L’auteur faisait surtout état d’une intervention occidentale dont le premier objectif était d’empêcher l’union de l’Afrique. « La pléthore de leaders politiques africains issue de la colonisation du continent par des métropoles différentes et de son morcellement en de multiples entités politiques indépendantes constitue une sérieuse difficulté qui pèse et pèsera encore sur les tentatives de regroupement en Afrique », dénonçait-il en pleine Guerre froide.

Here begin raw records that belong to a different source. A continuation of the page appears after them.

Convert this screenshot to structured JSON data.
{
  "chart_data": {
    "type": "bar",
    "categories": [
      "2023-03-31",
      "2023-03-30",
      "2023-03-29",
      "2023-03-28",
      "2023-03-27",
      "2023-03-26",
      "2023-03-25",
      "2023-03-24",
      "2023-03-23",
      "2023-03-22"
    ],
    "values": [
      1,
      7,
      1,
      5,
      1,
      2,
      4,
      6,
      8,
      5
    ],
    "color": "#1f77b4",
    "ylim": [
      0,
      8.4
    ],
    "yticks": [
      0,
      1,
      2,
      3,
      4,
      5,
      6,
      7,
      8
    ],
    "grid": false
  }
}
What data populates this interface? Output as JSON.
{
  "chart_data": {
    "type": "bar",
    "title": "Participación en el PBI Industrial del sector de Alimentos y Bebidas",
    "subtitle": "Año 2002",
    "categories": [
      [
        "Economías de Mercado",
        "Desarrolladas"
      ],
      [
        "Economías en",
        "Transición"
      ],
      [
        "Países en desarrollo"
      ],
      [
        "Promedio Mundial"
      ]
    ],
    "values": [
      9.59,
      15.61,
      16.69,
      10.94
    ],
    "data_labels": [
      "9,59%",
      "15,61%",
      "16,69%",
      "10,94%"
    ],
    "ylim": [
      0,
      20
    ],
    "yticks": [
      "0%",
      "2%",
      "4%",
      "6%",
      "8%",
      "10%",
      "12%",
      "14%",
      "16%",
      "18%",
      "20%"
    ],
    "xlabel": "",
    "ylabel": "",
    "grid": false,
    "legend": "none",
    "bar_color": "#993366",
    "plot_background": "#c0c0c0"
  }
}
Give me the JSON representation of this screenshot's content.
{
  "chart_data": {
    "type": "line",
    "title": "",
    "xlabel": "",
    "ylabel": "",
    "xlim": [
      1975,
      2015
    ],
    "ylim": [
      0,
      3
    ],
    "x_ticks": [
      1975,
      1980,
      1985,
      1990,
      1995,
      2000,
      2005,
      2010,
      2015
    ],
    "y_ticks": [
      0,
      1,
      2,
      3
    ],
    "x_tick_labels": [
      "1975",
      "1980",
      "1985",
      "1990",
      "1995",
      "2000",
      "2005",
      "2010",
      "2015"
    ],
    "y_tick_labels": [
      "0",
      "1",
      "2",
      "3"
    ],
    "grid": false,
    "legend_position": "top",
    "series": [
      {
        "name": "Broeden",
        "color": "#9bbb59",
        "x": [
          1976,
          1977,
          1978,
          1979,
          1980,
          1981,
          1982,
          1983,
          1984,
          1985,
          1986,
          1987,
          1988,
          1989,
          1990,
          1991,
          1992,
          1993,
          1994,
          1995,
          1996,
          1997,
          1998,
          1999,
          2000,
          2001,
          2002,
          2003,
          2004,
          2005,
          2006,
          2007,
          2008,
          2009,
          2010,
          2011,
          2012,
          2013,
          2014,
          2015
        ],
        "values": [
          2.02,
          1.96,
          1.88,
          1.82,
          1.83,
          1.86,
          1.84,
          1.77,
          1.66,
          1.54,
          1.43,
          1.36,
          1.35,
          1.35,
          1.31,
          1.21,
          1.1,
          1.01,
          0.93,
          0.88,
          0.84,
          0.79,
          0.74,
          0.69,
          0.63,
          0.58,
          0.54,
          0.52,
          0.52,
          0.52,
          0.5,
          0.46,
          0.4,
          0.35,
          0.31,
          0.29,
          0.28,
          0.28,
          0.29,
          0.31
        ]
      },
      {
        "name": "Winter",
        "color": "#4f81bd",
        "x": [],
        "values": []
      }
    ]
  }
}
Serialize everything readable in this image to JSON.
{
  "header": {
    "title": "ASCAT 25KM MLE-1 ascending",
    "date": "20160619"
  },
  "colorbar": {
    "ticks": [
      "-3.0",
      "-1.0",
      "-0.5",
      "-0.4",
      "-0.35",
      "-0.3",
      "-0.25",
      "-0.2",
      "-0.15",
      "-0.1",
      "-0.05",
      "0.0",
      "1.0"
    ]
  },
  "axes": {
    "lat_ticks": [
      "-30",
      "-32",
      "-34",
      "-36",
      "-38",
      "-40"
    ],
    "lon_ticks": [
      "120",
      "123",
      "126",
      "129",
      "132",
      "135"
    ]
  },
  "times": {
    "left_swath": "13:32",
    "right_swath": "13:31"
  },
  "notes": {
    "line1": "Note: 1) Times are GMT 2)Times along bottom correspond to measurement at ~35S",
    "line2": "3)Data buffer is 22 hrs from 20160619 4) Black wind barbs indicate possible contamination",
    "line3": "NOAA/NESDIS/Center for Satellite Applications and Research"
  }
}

L’OTAN, pourvoyeur de déstabilisations et de guerres en Afrique

Aujourd’hui, la situation est-elle bien différente ? « En Afrique, l’OTAN continue d’opérer sous couvert d’assistance humanitaire ou de formation militaire. Mais la violence sur le continent n’a jamais autant augmenté que depuis la saisine de la lutte antiterroriste par les pays de l’OTAN, à travers Africom notamment », estime le réseau panafricain Black Agenda Report.

Selon l’organisation The Black Alliance for Peace (BAP), en 13 ans d’existance, Africom a été derrière neuf coups d’Etat en Afrique. Une étude du journal académique Journal of Peace Research (JPR) en 2017, selon des données de 189 pays entre 1970 et 2009 affirmait que les formations militaires américaines augmentaient les risques de coups d’Etat militaires. La directrice de l’Institute for Policy Studies Netfa Freeman considérait d’ailleurs qu’Africom servait « d’incubateur de coups d’Etat ».

Le politologue Djibo Sobukwe rappelle que « le rôle des Etats-Unis et de l’OTAN dans la destruction de la Libye en 2011 est important à souligner. (…) Il a finalement abouti à la destruction du pays le plus prospère d’Afrique avec l’indice de développement humain le plus élevé ».

La femme d’Etat américaine Cynthia McKinney, dans son livre « The Illegal War on Libya », affirme que « la guerre de l’OTAN menée par les États-Unis contre la Libye restera dans les mémoires comme l’un des plus grands crimes de l’histoire ». Elle affirme que « la guerre de l’OTAN en Libye est un crime à la hauteur du procès de Nuremberg ».